THE PRODUCTION OF SUGARS AND STARCHES
The next step in the process, the conversion of formaldehyde into sugars and starches, is not necessarily a _photo_synthetic one, as it can be brought about by protoplasm which contains no chlorophyll or other energy-absorbing pigment. It is, however, a characteristic synthetic activity of living protoplasm. There is little definite knowledge as to how the cell protoplasm accomplishes this important task. As has been pointed out, the polymerization of formaldehyde into a sugar-like hexose, known as "acrose," can be easily accomplished by ordinary laboratory reactions, and acrose can be converted into glucose or fructose by a long and difficult series of transformations. But such processes as are employed in the laboratory to accomplish these artificial synthesis of optically-active sugars from formaldehyde can have no relation whatever to the methods of condensation which are used by cell protoplasm in its easy, almost instantaneous, and nearly continuous accomplishment of this transformation. Furthermore, these simple hexoses are by no means the final products of cell synthesis, even of carbohydrates alone. In many plants, starch appears as the final, if not the first, product of formaldehyde condensation. At least, the transformation of the simple sugars, which may be supposed to be the first products, into starch is effected so nearly instantaneously that it is impossible to detect measurable quantities of these sugars in the photosynthetically active cells of such plants. Other species of plants always show considerable quantities of simple sugars in the vegetative tissues, and some even store up their reserve carbohydrate food material in the form of glucose or sucrose. Attempts have been made to associate the type of carbohydrate formed in cell synthesis with the botanical families to which the plants belong, but with no very great success. For each individual species, however, the form of carbohydrate produced is always the same, at least under normal conditions of growth. For example, the sugar beet always stores up sucrose in its roots, although under abnormal conditions considerable quantities of raffinose are developed. Similarly, potatoes always store up starch, but with abnormally low temperatures considerable quantities of this may be converted into sugar, which becomes starch again with the return to normal conditions.
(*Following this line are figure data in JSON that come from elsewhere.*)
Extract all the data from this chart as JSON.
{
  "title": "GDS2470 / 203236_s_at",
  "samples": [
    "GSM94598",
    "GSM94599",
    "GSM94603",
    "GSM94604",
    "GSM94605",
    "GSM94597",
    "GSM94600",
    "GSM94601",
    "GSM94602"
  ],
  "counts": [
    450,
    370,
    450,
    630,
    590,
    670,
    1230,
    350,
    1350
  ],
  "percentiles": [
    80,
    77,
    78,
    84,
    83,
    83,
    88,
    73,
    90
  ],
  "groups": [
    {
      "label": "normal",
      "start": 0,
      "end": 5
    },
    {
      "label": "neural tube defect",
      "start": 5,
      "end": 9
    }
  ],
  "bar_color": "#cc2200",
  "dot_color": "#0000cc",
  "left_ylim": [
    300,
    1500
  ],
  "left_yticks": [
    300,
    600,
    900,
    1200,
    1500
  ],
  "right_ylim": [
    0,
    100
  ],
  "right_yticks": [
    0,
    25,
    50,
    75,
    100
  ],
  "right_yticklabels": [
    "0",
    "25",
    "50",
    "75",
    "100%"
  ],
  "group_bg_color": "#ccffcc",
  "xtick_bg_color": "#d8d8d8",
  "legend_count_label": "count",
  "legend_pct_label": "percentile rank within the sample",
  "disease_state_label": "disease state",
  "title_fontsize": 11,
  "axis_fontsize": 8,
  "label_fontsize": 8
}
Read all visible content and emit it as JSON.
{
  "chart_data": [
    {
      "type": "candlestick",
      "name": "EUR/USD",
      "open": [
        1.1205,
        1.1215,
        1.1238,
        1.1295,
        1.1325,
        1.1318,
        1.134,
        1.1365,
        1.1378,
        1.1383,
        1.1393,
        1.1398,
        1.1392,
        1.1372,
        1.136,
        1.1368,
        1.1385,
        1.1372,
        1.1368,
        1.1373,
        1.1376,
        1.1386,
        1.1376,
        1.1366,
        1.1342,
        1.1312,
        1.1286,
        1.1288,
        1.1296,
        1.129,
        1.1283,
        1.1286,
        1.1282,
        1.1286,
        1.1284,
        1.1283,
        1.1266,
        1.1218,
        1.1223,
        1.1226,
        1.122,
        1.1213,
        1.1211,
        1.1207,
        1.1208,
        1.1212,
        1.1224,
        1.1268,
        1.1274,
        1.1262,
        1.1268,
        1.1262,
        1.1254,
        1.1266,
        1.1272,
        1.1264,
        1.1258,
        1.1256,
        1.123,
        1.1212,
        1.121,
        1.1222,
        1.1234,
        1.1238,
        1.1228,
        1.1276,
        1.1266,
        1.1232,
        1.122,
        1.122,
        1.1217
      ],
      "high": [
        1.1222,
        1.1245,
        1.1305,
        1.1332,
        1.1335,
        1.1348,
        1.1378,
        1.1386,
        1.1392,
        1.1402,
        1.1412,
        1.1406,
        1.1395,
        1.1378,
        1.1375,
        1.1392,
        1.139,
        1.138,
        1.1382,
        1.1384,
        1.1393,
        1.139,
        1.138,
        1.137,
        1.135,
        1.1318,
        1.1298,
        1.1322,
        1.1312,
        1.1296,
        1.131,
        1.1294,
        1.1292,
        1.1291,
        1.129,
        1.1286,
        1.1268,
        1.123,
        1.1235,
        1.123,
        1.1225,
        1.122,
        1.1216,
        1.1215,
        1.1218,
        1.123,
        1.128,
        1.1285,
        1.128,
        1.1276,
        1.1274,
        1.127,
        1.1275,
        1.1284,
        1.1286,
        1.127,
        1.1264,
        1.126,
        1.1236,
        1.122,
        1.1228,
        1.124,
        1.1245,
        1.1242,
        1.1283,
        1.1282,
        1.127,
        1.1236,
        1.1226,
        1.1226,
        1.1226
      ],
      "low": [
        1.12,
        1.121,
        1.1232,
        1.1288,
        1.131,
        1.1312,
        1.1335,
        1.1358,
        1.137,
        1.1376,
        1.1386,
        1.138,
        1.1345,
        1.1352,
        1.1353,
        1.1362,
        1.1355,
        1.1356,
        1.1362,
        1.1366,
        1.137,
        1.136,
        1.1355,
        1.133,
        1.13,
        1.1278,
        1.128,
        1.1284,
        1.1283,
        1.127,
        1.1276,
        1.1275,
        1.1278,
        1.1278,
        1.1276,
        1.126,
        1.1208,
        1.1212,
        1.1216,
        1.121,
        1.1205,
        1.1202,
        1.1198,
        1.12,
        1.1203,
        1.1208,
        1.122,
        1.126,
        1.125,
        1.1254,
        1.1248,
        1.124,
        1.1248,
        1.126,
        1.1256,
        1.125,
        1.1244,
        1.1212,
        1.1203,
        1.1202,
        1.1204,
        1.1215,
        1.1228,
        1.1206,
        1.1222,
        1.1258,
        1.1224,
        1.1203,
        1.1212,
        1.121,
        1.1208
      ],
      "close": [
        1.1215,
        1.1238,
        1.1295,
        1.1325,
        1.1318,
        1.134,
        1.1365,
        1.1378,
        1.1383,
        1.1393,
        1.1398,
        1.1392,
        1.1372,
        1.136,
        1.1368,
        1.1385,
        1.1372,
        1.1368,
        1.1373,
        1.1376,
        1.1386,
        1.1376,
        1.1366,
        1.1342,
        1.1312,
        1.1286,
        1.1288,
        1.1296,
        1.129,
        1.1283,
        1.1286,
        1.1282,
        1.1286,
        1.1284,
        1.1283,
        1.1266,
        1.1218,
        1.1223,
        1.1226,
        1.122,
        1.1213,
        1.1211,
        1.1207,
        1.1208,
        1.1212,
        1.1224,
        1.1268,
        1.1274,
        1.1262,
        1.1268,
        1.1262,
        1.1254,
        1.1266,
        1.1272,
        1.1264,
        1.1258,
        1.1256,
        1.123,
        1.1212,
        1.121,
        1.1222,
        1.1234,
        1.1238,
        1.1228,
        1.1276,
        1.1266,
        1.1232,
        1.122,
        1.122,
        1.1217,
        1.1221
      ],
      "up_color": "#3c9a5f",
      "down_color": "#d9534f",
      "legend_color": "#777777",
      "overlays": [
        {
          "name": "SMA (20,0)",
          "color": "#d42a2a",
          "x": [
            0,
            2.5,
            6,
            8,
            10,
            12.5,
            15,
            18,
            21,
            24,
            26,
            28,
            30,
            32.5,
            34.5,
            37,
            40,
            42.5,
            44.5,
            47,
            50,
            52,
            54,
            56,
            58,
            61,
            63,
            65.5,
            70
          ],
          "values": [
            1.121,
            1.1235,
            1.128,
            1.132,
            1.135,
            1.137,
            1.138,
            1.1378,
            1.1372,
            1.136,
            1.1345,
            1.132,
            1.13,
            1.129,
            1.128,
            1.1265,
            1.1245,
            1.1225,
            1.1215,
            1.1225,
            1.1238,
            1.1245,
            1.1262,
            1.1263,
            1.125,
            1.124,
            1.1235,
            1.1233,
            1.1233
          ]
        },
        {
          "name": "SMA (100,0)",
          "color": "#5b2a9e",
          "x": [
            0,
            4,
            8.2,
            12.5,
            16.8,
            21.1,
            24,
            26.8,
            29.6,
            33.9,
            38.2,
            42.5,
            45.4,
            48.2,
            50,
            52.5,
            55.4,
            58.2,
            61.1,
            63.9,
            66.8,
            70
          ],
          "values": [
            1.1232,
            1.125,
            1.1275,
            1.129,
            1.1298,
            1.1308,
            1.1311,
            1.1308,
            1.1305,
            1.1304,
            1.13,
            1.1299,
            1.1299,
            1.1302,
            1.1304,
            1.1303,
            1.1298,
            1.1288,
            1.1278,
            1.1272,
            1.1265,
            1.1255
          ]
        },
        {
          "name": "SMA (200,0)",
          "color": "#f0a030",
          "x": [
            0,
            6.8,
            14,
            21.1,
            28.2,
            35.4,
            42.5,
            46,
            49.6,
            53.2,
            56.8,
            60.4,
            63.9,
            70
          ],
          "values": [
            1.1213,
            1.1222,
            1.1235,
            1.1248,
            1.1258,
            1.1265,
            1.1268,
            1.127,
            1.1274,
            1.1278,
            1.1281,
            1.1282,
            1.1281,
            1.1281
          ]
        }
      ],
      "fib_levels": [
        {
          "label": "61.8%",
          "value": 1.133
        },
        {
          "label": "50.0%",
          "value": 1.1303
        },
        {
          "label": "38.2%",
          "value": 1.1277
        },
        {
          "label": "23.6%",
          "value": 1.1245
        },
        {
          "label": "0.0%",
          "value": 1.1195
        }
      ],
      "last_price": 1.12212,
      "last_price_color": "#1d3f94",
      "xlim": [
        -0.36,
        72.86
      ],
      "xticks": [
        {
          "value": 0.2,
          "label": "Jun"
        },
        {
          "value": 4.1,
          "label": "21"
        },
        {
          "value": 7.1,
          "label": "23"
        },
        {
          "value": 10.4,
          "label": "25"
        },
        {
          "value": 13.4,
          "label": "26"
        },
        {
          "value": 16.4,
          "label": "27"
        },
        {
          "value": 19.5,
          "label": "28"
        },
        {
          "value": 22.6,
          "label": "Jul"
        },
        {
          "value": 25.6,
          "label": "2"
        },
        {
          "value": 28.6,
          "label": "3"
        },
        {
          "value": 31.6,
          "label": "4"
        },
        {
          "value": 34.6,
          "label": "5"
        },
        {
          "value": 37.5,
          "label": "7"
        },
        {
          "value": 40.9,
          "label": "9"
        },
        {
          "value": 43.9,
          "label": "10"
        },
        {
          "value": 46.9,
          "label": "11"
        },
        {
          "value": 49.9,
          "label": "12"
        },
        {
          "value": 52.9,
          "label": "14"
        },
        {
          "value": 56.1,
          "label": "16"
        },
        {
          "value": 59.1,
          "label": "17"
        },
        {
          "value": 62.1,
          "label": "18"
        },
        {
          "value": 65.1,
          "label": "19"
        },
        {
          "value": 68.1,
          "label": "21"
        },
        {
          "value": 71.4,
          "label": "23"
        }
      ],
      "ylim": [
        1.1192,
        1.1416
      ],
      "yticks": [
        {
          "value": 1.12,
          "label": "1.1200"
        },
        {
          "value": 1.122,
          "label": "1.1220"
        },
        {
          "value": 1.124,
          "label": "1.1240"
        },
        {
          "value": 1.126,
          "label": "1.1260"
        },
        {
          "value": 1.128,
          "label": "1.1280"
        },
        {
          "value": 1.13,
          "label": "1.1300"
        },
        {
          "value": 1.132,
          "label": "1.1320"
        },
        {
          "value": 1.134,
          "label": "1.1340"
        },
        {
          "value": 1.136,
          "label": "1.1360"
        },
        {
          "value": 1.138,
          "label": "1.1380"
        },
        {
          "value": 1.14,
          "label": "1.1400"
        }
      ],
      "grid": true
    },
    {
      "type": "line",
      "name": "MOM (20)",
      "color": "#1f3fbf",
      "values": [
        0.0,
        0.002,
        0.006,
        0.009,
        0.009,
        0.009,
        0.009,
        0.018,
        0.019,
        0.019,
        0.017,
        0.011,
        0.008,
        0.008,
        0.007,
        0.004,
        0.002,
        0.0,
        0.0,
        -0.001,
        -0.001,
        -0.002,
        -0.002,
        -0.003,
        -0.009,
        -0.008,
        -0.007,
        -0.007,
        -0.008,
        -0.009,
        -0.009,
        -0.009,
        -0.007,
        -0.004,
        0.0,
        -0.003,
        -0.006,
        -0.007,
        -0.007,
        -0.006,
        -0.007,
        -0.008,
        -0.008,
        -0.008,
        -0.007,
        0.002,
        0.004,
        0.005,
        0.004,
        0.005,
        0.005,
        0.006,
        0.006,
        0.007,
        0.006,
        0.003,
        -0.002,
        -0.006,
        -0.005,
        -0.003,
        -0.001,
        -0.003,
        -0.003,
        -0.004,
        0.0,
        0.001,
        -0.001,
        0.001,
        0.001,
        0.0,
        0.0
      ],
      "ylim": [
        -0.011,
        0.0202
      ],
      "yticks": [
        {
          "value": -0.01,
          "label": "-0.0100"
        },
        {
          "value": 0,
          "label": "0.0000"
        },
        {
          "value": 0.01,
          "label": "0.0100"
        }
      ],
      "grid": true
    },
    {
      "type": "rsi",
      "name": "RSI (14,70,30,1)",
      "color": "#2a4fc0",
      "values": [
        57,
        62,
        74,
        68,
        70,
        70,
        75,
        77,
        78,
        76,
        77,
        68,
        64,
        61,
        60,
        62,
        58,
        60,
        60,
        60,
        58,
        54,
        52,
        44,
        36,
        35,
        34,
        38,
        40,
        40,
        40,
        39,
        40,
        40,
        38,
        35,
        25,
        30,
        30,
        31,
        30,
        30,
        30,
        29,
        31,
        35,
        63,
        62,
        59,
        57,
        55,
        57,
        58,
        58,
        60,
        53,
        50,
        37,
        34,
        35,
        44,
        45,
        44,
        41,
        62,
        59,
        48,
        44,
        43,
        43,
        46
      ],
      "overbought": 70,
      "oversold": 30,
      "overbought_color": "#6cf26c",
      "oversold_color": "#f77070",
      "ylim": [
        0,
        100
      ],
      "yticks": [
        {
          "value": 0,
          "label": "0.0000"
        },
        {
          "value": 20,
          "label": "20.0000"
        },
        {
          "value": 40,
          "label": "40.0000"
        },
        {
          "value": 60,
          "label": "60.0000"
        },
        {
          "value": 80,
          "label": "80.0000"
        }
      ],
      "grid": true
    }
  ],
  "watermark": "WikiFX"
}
While it is impossible, with our present knowledge, to even guess at the mechanism by which protoplasm condenses formaldehyde into sugars and these, in turn, into more complex carbohydrates, the structure and relationships to each other of the final products of photosynthesis are well known, and are discussed at length in the following chapter.
References
BARNES, C. R.--"Physiology" (Part II of Coulter, Barnes and Cowles' "Textbook of Botany"), 187 pages, 18 figs., Chicago, 1910.
GANONG, W. F.--"Plant Physiology," 265 pages, 65 figs., New York, 1908 (2d ed.).
JOST, L., trans. by GIBSON, R. J. H.--"Plant Physiology," 564 pages, 172 figs., Oxford, 1907.
MARCHLEWSKI, L.--"Die Chemie des Chlorophylls," 187 pages, 5 figs., 7 plates, Berlin, 1909.
PARKIN, JOHN.--"The Carbohydrates of the Foliage Leaf of the Snowdrop (_Galanthus nivalis L._) and their Bearing on the First Sugar of Photosynthesis," in _Biochemical Journal_, Vol. 6, pages 1 to 47, 1912.
PFEFFER, W., trans. by EWART, A. J.--"Physiology of Plants." Vol. I, 632 pages, 70 figs., Oxford, 1900.